Hornish doesn’t feel the need to rush into a deal for 2014. After struggling for three Cup seasons in decent equipment for Penske Racing and producing a career best 28th-place finish in points in 2009, he would rather “sit home” than run as a back marker.
“I feel like I’ve come to put myself in a position where I’m just going to bang my head against the wall and not have any opportunity to go out there and win,” he said. “Where I’m at outside of racing, with having a real great family and also having worked real hard to financially secure myself, I do this because I want to do it. I’m not going to do it just to be out there and say I’m a racecar driver. I have a lot of things in my life that I feel real lucky to have. By putting myself into something that’s not capable of winning or not safe enough, I don’t need to do it which is a blessed thing to be able to say.”

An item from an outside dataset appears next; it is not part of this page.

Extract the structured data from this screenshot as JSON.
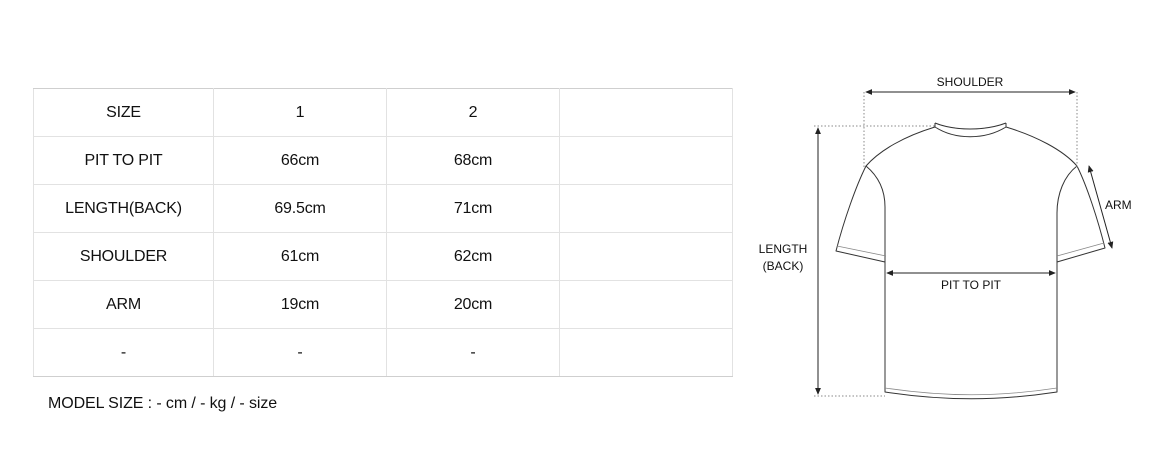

Although Hornish’s employment status looked bleak the past few months, the phone has recently started to ring.
“For a while there, it looked like there wouldn’t be any opportunities,” Hornish said. “But isn’t it just that? It’s almost like when you date a girl, you have all these other girls that want to date you and then when you don’t have a girlfriend it’s really hard to find one. …
“(Before) we didn’t have anything; now I have to tell someone no. That is a good thing, but over the past couple of years, not a lot of doors have opened for me, so having to tell anybody no is kind of a hard thing because I know it doesn’t necessarily mean there is going to be that next door open when it happens again. You always feel bad, so you try to treat people with the dignity that they deserve and give yourself the best options moving forward.”